Pepper is a staple on American dinner tables today. Lohman discusses the history of black pepper in her book and touches on its disappearance after the Revolutionary War and its resurgence in popularity after explorers found it in Sumatra. Black pepper has its roots in America so it's difficult to imagine how a Vietnamese sauce has become a popular flavor in America today.
Black pepper is the oldest flavor in Lohman's book and the hot, new taste is Sriracha. Hot pepper sauces became popular in the early 19th century. Tabasco sauce emerged in 1868 proving that Americans were enjoying food that was hotter and spicier.
Less intimidating and less hot than Tabasco is Sriracha. Lohman says it's embraced by a wider audience. The literal hot item has carved its presence in America's tastes since 1980.
David Tran was a Vietnamese refugee who was a chili sauce making master in his native Vietnam in 1975. After the United States granted Tran and his family refugee status, he did what he knew best: He made hot sauce. While his goal was to give a taste of home to his local Vietnamese community in LA, his sauce spread like proverbial wild fire.
As Americans took a liking to Pho, a Vietnamese noodle soup, it came with an affinity for Sriracha. This pairing was the beginning of what was to become a landmark flavor in America today.
The Center for Culinary Development has five phases of the journey a taste goes on from unknown to ubiquitous.

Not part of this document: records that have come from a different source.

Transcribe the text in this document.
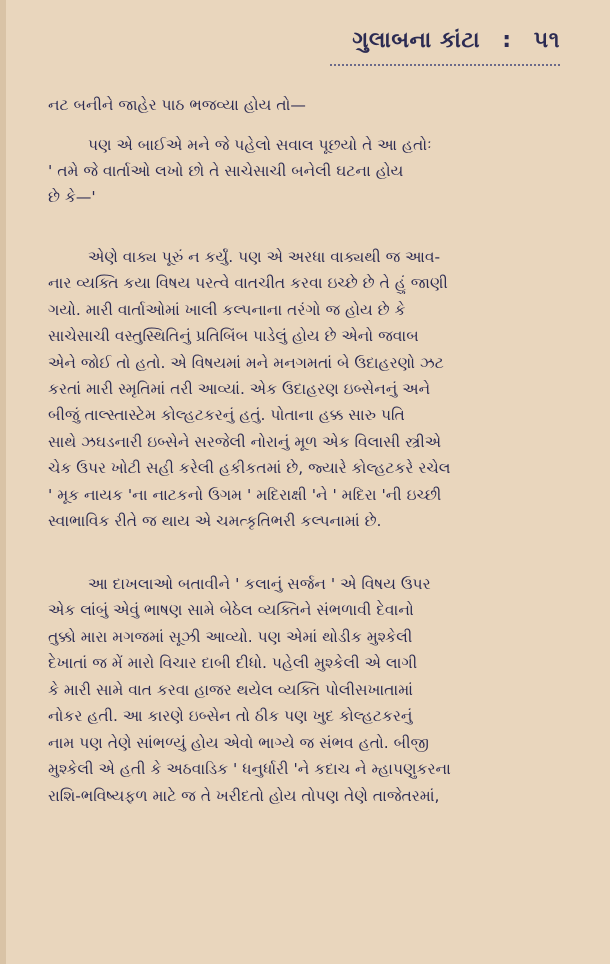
ગુલાબના કાંટા : ૫૧
નટ બનીને જાહેર પાઠ ભજવ્યા હોય તો—
પણ એ બાઈએ મને જે પહેલો સવાલ પૂછયો તે આ હતોઃ
' તમે જે વાર્તાઓ લખો છો તે સાચેસાચી બનેલી ઘટના હોય
છે કે—'
એણે વાક્ય પૂરું ન કર્યું. પણ એ અરધા વાક્યથી જ આવ-
નાર વ્યક્તિ કયા વિષય પરત્વે વાતચીત કરવા ઇચ્છે છે તે હું જાણી
ગયો. મારી વાર્તાઓમાં ખાલી કલ્પનાના તરંગો જ હોય છે કે
સાચેસાચી વસ્તુસ્થિતિનું પ્રતિબિંબ પાડેલું હોય છે એનો જવાબ
એને જોઈ તો હતો. એ વિષયમાં મને મનગમતાં બે ઉદાહરણો ઝટ
કરતાં મારી સ્મૃતિમાં તરી આવ્યાં. એક ઉદાહરણ ઇબ્સેનનું અને
બીજું તાલ્સ્તાસ્ટેમ કોલ્હટકરનું હતું. પોતાના હક્ક સારુ પતિ
સાથે ઝઘડનારી ઇબ્સેને સરજેલી નોરાનું મૂળ એક વિલાસી સ્ત્રીએ
ચેક ઉપર ખોટી સહી કરેલી હકીકતમાં છે, જ્યારે કોલ્હટકરે રચેલ
' મૂક નાયક 'ના નાટકનો ઉગમ ' મદિરાક્ષી 'ને ' મદિરા 'ની ઇચ્છી
સ્વાભાવિક રીતે જ થાય એ ચમત્કૃતિભરી કલ્પનામાં છે.
આ દાખલાઓ બતાવીને ' કલાનું સર્જન ' એ વિષય ઉપર
એક લાંબું એવું ભાષણ સામે બેઠેલ વ્યક્તિને સંભળાવી દેવાનો
તુક્કો મારા મગજમાં સૂઝી આવ્યો. પણ એમાં થોડીક મુશ્કેલી
દેખાતાં જ મેં મારો વિચાર દાબી દીધો. પહેલી મુશ્કેલી એ લાગી
કે મારી સામે વાત કરવા હાજર થયેલ વ્યક્તિ પોલીસખાતામાં
નોકર હતી. આ કારણે ઇબ્સેન તો ઠીક પણ ખુદ કોલ્હટકરનું
નામ પણ તેણે સાંભળ્યું હોય એવો ભાગ્યે જ સંભવ હતો. બીજી
મુશ્કેલી એ હતી કે અઠવાડિક ' ધનુર્ધારી 'ને કદાચ ને મ્હાપણુકરના
રાશિ-ભવિષ્યફળ માટે જ તે ખરીદતો હોય તોપણ તેણે તાજેતરમાં,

Phase one is for the food to be found at exclusive foodie dining establishments. Then phase two involves getting featured in high-end gourmet magazines. Phase three is when the flavor or food has trickled down to a broader, mainstream audience, followed by phase four which is being featured on recipe websites and in magazines that aren't focused on food.
Sriracha made its way from Momofuko's tables to the pages of Cooks Illustrated and Bon Appétit to becoming a dipping sauce at Applebee's. And then Sriracha was seen in Martha Stewart Living and on the Food Network blog in 2011.
The last stage, phase five, is when a food or flavor has landed in major chains and retail stores. Sriracha checked that box when it became available for purchase at Walmart, a flavor in Subway's sauce, and a potato chip flavor of Lay's.
Lohman says, "Sriracha is a fully American flavor now."
The hot sauce named after the coastal city Si Racha in Thailand has arrived. America now has Sriracha-flavored popcorn, lollipops, hummus, mayonnaise, ice cream, chocolate bars, and even baby food, among other foods, candies, and condiments.
Lohman concludes, "We now have a broader idea of who an American is. Stop thinking about America as New England and being white."